Sometimes it can be penny wise and pound foolish to take action against an employee without a clear understanding of the law.
In Brown v. Nutrition Management Services Co., a decision of the Eastern District of Pennsylvania released on January 30, the court found that the company’s failure to have an attorney research the requirements of the Family and Medical Leave Act (“FMLA”) meant that the company had not acted in “good faith.” This finding cost Nutrition Management Services over $80,000 in additional liquidated damages.

The FMLA provides that an employee whose employment is terminated in violation of the FMLA is entitled to lost wages, interest, and – if the employer has not acted in good faith – liquidated damages equal to the amount of lost wages. In other words, if the employer cannot show that it acted in good faith, the employee will receive double the lost wages.
In Brown v. Nutrition Management Services Co, Melissa Brown was the food service director for a nursing home. When the nursing home contracted with Nutrition Management Services to manage food services, she continued on in her job with Nutrition Management Services as her new employer. She was fired after announcing her pregnancy, and brought suit alleging that her employer had interfered with her right to take leave under the FMLA. (This raises an obvious question of why she did not sue for Pregnancy Discrimination under the Pregnancy Discrimination Act. My guess is that she missed the PDA’s very short statute of limitations, but that she was able to bring an FMLA claim under its longer 2 year statute of limitations.)

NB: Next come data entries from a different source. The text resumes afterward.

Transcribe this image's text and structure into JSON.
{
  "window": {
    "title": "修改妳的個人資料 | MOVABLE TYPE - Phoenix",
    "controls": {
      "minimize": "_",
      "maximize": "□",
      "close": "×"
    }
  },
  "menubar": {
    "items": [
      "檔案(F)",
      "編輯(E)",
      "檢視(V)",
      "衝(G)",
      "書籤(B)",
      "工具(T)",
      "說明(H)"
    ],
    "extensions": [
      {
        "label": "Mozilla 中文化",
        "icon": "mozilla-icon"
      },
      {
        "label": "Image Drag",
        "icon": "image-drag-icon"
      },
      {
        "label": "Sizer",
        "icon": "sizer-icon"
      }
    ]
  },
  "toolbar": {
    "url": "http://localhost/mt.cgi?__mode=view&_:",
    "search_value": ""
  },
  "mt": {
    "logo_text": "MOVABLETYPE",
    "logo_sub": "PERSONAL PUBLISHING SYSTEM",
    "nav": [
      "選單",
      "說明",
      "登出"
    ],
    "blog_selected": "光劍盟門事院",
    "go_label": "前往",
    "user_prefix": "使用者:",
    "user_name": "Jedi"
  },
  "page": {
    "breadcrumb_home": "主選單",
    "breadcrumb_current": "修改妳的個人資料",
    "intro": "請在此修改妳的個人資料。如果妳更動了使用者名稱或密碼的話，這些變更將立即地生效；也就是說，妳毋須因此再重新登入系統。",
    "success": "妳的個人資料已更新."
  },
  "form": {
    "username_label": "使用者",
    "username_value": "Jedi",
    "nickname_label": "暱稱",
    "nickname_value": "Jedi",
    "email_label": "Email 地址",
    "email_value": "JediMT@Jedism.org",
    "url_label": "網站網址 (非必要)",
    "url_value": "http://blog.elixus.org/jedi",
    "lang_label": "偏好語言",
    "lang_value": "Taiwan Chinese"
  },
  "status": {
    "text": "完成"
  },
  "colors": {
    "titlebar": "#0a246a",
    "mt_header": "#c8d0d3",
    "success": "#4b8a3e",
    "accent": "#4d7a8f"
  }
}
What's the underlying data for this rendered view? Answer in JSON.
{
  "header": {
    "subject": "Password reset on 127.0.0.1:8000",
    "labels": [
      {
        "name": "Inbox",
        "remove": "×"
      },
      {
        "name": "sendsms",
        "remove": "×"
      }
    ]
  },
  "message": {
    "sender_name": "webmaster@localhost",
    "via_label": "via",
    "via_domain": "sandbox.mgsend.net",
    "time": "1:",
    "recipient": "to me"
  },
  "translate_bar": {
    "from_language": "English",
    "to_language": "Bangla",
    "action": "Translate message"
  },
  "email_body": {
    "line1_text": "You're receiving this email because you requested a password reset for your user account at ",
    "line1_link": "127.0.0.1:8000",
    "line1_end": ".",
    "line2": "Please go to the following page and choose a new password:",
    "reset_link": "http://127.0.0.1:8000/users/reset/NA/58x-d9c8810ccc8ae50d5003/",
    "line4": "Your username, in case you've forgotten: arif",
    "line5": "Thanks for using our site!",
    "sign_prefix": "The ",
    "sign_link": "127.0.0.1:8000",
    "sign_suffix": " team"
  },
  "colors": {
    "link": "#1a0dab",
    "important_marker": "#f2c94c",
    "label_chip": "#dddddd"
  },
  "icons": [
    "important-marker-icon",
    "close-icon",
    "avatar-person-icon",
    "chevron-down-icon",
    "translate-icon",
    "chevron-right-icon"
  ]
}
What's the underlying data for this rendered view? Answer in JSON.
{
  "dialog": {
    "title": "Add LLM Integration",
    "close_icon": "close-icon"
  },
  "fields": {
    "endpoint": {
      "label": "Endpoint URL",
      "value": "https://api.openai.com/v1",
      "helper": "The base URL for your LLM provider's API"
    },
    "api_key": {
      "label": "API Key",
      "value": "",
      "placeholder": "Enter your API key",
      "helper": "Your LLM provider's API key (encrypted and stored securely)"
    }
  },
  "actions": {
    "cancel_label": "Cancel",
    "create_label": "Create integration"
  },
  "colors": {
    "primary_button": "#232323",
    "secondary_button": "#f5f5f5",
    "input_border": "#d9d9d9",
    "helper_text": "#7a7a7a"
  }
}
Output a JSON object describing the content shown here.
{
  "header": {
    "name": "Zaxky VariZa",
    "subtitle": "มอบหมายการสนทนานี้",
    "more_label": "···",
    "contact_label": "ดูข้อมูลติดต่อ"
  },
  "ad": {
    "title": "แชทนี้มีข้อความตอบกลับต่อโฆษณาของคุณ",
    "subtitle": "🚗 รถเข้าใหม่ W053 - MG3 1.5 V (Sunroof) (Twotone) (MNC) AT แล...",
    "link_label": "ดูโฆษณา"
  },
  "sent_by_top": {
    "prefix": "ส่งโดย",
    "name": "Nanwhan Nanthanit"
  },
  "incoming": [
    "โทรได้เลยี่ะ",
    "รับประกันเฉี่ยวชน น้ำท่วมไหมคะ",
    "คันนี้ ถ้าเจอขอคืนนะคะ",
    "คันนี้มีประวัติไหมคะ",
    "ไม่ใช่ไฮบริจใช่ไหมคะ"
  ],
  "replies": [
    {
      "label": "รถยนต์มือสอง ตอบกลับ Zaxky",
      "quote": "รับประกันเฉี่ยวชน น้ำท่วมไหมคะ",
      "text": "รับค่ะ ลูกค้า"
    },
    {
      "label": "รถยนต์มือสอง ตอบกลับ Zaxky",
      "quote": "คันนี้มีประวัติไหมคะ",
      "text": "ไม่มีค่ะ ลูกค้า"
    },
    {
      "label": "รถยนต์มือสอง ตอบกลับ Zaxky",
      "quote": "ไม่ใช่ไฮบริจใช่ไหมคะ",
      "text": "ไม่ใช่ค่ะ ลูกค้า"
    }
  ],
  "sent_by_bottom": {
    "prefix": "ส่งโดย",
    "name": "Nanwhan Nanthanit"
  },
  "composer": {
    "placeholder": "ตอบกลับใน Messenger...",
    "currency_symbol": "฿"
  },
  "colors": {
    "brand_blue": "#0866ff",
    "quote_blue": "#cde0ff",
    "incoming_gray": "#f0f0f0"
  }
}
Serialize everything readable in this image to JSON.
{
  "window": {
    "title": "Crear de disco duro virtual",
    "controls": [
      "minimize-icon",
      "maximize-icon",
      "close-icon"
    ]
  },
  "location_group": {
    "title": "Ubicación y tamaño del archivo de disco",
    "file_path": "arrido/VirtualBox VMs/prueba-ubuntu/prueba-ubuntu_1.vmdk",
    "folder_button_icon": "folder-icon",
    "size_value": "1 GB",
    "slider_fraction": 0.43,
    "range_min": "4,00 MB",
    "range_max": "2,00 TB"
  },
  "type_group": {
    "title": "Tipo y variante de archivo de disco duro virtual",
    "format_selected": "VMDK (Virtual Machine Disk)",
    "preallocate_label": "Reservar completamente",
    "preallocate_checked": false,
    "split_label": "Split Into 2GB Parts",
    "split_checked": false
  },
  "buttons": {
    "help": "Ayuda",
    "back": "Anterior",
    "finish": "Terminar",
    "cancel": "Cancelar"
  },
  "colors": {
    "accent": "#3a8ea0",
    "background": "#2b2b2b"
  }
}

Nutrition Management Services’ director of HR was also an attorney. He came to the conclusion that Ms. Brown hadn’t worked for the company long enough to qualify for FMLA leave. However, he did not specifically research the issue of whether her previous employment should count toward the time requirements of the FMLA, nor did the company hire outside counsel to look at this issue.
This failure to do basic legal research led the court to conclude that the termination of Ms. Brown’s employment was not in good faith and to impose liquidated damages in excess of 80 grand. Ouch.